For his part, Weinberger tells Seven Days that his years-long acquaintance with Adler's brother, Ted, and the small checks the brothers wrote his campaign had no influence on him voting "yes" on Skinny Pancake's food service contract and livable wage exemption.

"The drafters of the livable wage ordinance specifically contemplated that some businesses may need to be given hardship exemptions," Weinberger says. "It's right there in the language of the ordinance." Weinberger adds that three separate groups — the airport staff, the airport commission and the board of finance — all approved of the hardship exemption because the Skinny Pancake made a convincing case they could not make money without it.

"Everyone felt the quality of the food service would clearly be superior to what we have at the airport," Weinberger says. "It was compelling — the local commitment Skinny Pancake has made. The food supply comes from local farmers."

Weinberger stresses that his administration "takes seriously" the livable wage ordinance, noting that of the six leases approved for the airport since he took office in March, five have livable wage requirements. "We are playing this by the books," Weinberger says.

Others are less sure of the mayor's commitment to livable wages.

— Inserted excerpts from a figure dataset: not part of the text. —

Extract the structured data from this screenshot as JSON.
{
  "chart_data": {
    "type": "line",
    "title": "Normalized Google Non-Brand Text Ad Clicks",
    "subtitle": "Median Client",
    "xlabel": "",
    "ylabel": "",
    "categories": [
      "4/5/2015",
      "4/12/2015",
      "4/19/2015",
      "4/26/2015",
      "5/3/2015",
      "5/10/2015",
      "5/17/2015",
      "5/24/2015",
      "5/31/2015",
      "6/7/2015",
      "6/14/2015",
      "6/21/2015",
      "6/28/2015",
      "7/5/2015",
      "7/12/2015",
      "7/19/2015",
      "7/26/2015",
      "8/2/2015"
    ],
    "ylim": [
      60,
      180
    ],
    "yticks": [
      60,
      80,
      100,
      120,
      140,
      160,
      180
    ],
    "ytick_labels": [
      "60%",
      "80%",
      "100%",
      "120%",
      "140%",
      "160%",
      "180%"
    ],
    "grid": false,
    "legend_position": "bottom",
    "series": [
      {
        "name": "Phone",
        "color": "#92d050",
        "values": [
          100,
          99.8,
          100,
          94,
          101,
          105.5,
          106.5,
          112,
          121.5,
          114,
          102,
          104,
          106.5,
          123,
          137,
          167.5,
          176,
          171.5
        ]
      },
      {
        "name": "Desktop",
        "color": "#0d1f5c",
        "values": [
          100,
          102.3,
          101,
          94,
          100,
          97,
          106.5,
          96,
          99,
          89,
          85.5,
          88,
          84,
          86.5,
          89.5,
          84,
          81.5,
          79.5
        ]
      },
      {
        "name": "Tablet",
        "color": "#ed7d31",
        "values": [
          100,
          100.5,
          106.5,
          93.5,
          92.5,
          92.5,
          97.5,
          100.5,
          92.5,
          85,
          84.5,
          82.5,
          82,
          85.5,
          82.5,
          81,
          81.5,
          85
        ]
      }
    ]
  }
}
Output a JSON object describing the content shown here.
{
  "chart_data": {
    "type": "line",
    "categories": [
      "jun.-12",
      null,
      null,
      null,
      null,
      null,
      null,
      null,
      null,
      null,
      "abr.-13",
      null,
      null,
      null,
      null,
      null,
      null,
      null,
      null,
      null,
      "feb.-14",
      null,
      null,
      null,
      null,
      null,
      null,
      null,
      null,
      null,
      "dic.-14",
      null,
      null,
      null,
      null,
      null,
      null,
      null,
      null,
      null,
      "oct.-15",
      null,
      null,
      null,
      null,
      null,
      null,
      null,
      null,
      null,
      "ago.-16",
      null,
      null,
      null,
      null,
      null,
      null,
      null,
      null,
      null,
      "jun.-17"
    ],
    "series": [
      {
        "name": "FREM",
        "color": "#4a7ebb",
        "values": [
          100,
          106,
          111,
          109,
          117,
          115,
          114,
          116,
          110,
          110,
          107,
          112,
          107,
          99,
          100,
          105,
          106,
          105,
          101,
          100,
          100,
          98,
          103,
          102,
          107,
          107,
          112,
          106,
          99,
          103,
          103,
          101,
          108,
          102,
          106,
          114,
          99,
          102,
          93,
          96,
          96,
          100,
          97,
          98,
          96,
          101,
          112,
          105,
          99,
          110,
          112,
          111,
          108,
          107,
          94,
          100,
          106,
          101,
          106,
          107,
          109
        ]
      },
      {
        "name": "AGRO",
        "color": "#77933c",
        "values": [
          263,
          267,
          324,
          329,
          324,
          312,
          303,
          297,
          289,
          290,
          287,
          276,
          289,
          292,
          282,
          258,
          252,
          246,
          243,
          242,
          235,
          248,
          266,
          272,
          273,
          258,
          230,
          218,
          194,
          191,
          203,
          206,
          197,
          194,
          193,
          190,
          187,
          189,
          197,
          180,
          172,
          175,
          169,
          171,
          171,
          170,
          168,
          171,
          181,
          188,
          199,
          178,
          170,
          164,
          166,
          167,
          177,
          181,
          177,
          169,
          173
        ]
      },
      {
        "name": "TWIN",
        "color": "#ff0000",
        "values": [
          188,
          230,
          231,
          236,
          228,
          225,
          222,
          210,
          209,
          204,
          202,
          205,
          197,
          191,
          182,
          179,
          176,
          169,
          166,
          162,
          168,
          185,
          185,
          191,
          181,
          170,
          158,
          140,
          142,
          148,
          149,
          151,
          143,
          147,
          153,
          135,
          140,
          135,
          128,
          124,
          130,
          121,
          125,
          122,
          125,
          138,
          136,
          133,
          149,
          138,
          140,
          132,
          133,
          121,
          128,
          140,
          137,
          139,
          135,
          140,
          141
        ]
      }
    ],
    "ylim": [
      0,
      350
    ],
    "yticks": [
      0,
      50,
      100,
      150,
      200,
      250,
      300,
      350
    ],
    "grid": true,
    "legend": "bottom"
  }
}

"I think the precedent is not good," says Doug Hoffer, who was elected state auditor in November and who helped draft Burlington's livable wage ordinance as a policy analyst more than a decade ago. "Clearly, it opens the door to everybody and anybody pleading poverty."

Hoffer doesn't buy the argument that it's worth exempting a city-contracted business from paying livable wages because that business supports the local food economy, as Adler's restaurants do. Corporate chains might be better able to absorb the cost of paying higher wages in one location, but Hoffer says he wonders, "Why does it have to be either or?"

"What good does it do the community at large to source locally if we have a bunch of employees who can't afford to buy those goods, or pay their rent, or pay for child care or the other basic needs that are at the core of the livable wage?" says Hoffer, who lives in Burlington. Hoffer acknowledges that paying livable wages is "not easy" for small businesses. "But it doesn't sound like there was enough discussion" on the exemption.